Now think about this -- 3.125% of 46 chromosomes is only about 1 and a half chromosomes. So in five generations, the entire inheritance is a full y chromosome plus maybe another one and a half. In ten generations the entire inheritance would be the y chromosome plus 4/10ths of another chromosome (or perhaps no other chromosomes). In other words, after 10 generations the only inheritance you have from Owen Tudor s probably some stray fragments that survived by crossing over into another chromosome.
Re-reading your message, I think you see that whenever a woman has Tudor ancestry and marries back into the line, you don't get to start over with her as though she is 100% Tudor. Instead, you have to go back through this same sort analysis for her. Figure out how many generations she was from Owen. If she was also five generations, then you get (for that generation only) a doubling factor (minus the chromosome).
So Tamazin (or whoever might bring another 3.125% of Owen's DNA. And if her husband also has 3.125%, then their children will have 3.125%. In other words, you get to skip a generation of cutting the number in half ;)
As you read this, please understand that when I talk about percentages, these are just predictions based on randomness. In fact, a whole chromosome could get passed down even though the odds are against it. Or a chromosomes might be affected by cross over. 3.125% isn't a predetermined number; it's just rough guess about what will happen in a completely a random system.

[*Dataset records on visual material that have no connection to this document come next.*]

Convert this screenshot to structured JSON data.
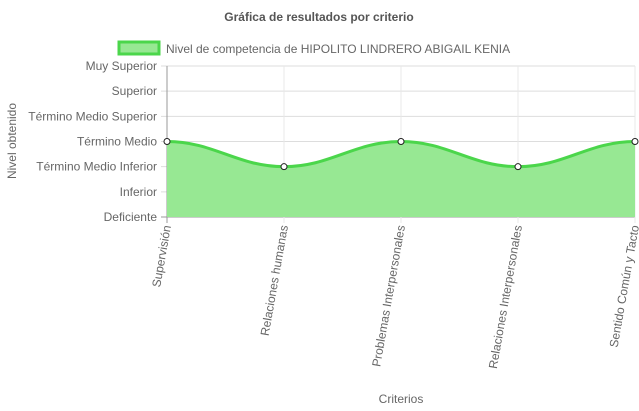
{
  "chart_data": {
    "type": "area",
    "title": "Gráfica de resultados por criterio",
    "xlabel": "Criterios",
    "ylabel": "Nivel obtenido",
    "levels": [
      "Deficiente",
      "Inferior",
      "Término Medio Inferior",
      "Término Medio",
      "Término Medio Superior",
      "Superior",
      "Muy Superior"
    ],
    "categories": [
      "Supervisión",
      "Relaciones humanas",
      "Problemas Interpersonales",
      "Relaciones Interpersonales",
      "Sentido Común y Tacto"
    ],
    "series": [
      {
        "name": "Nivel de competencia de HIPOLITO LINDRERO ABIGAIL KENIA",
        "values": [
          "Término Medio",
          "Término Medio Inferior",
          "Término Medio",
          "Término Medio Inferior",
          "Término Medio"
        ]
      }
    ],
    "legend_position": "top",
    "grid": true,
    "colors": {
      "fill": "#97e893",
      "line": "#4bd64b",
      "point_fill": "#ffffff",
      "point_stroke": "#1f1f1f"
    }
  }
}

Of course, random is random. If you toss a coin four times you don't always end up with two heads and two tails. In any one generation, you might beat the odds, but over many generations it will tend to even out. There's no reason, other than probability, that you couldn't have inherited a couple full chromosomes from Owen, in addition to a y. You could even argue that in every single generation since Owen's son, all of your ancestors inherited the "Owen half" with never any contribution from the female line, so your DNA is really 1/4 identical to Owen's. But the odds against that are astronomical, and you'd never be able to prove it.
If your goal is to find reasonable genetic evidence that connects you to the Tudors, you want to focus on arguments that will help persuade people who know the field.